Monday, February 20, 2006

Carlos Fuentes in South Africa III

Fuentes endorsed the writer's right to militate when his own come into power. "The writer must be the voice that rankles."

He spoke of the silent, insidious violence of television and the media. Writing literature offered other possibilities to human beings, he said.

Fuentes said he grew up listening to radio in Washington in the 1930s. "When Joe Louis beat Max Schmeling, I imagined the fight through what the radio announcer said. Baseball was also an aural experience. We no longer listen, we see; we do not care about the bombing we see on television. It robs us of our capacity to judge our thinking; knowledge is more important than information, but knowledge requires us to be well informed."

Napoleon invaded Russia in 1810, said Fuentes. Then Tolstoy came along and wrote War and Peace. If Tolstoy had not existed, the Napoleonic invasion of Russia would not be part of our reality today.
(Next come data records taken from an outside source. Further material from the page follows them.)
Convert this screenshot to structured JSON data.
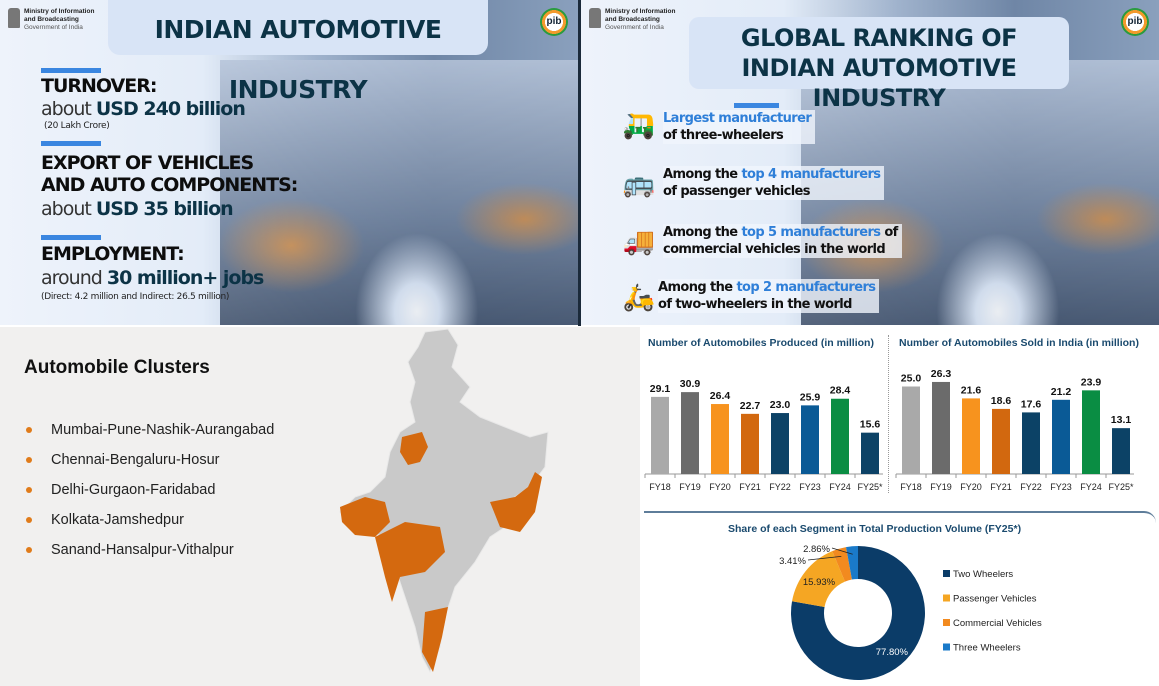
{
  "header": {
    "ministry_line1": "Ministry of Information",
    "ministry_line2": "and Broadcasting",
    "ministry_line3": "Government of India",
    "pib_logo": "pib"
  },
  "panel1": {
    "title": "INDIAN AUTOMOTIVE INDUSTRY",
    "items": [
      {
        "heading": "TURNOVER:",
        "prefix": "about",
        "value": "USD 240 billion",
        "note": "(20 Lakh Crore)"
      },
      {
        "heading": "EXPORT OF VEHICLES",
        "heading2": "AND AUTO COMPONENTS:",
        "prefix": "about",
        "value": "USD 35 billion"
      },
      {
        "heading": "EMPLOYMENT:",
        "prefix": "around",
        "value": "30 million+ jobs",
        "note": "(Direct: 4.2 million and Indirect: 26.5 million)"
      }
    ]
  },
  "panel2": {
    "title_line1": "GLOBAL RANKING OF",
    "title_line2": "INDIAN AUTOMOTIVE INDUSTRY",
    "items": [
      {
        "icon": "auto-rickshaw-icon",
        "pre": "",
        "hl": "Largest manufacturer",
        "post": "",
        "line2": "of three-wheelers"
      },
      {
        "icon": "bus-icon",
        "pre": "Among the ",
        "hl": "top 4 manufacturers",
        "post": "",
        "line2": "of passenger vehicles"
      },
      {
        "icon": "truck-icon",
        "pre": "Among the ",
        "hl": "top 5 manufacturers",
        "post": " of",
        "line2": "commercial vehicles in the world"
      },
      {
        "icon": "scooter-icon",
        "pre": "Among the ",
        "hl": "top 2 manufacturers",
        "post": "",
        "line2": "of two-wheelers in the world"
      }
    ]
  },
  "clusters": {
    "title": "Automobile Clusters",
    "items": [
      "Mumbai-Pune-Nashik-Aurangabad",
      "Chennai-Bengaluru-Hosur",
      "Delhi-Gurgaon-Faridabad",
      "Kolkata-Jamshedpur",
      "Sanand-Hansalpur-Vithalpur"
    ],
    "highlight_color": "#d4690f"
  },
  "chart_data": [
    {
      "type": "bar",
      "title": "Number of Automobiles Produced (in million)",
      "categories": [
        "FY18",
        "FY19",
        "FY20",
        "FY21",
        "FY22",
        "FY23",
        "FY24",
        "FY25*"
      ],
      "values": [
        29.1,
        30.9,
        26.4,
        22.7,
        23.0,
        25.9,
        28.4,
        15.6
      ],
      "colors": [
        "#a9a9a9",
        "#6b6b6b",
        "#f7931e",
        "#d2680f",
        "#0c4266",
        "#0a5a96",
        "#0a8d43",
        "#0c4266"
      ]
    },
    {
      "type": "bar",
      "title": "Number of Automobiles Sold in India (in million)",
      "categories": [
        "FY18",
        "FY19",
        "FY20",
        "FY21",
        "FY22",
        "FY23",
        "FY24",
        "FY25*"
      ],
      "values": [
        25.0,
        26.3,
        21.6,
        18.6,
        17.6,
        21.2,
        23.9,
        13.1
      ],
      "colors": [
        "#a9a9a9",
        "#6b6b6b",
        "#f7931e",
        "#d2680f",
        "#0c4266",
        "#0a5a96",
        "#0a8d43",
        "#0c4266"
      ]
    },
    {
      "type": "pie",
      "title": "Share of each Segment in Total Production Volume (FY25*)",
      "legend": "right",
      "series": [
        {
          "name": "Two Wheelers",
          "value": 77.8,
          "label": "77.80%",
          "color": "#0b3c68"
        },
        {
          "name": "Passenger Vehicles",
          "value": 15.93,
          "label": "15.93%",
          "color": "#f5a623"
        },
        {
          "name": "Commercial Vehicles",
          "value": 3.41,
          "label": "3.41%",
          "color": "#f28a1f"
        },
        {
          "name": "Three Wheelers",
          "value": 2.86,
          "label": "2.86%",
          "color": "#1a7ac9"
        }
      ]
    }
  ]
}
War and Peace is a deep examination of the psychological phenomenon of war and how it related to power, Gordimer said. It relates also to the present psychology of war:

"The idea that God must help us because we are on the right side; the people on the other side are also calling their gods, which brings the question of who the gods should answer.

"Can you think of a time when writers have been a force in changing policies?" she asked. "Camus, Sartre, De Beauvoir wrote about France's withdrawal from Algeria, but did they have any influence on ordinary people?" And in South Africa, she asked, did writers have any influence on the mass of people?

We were left with this: illiteracy and semi-literacy, shockingly prevalent, continue to deprive the masses of the stimulation provided by these and other writers, and to deprive these writers of readers.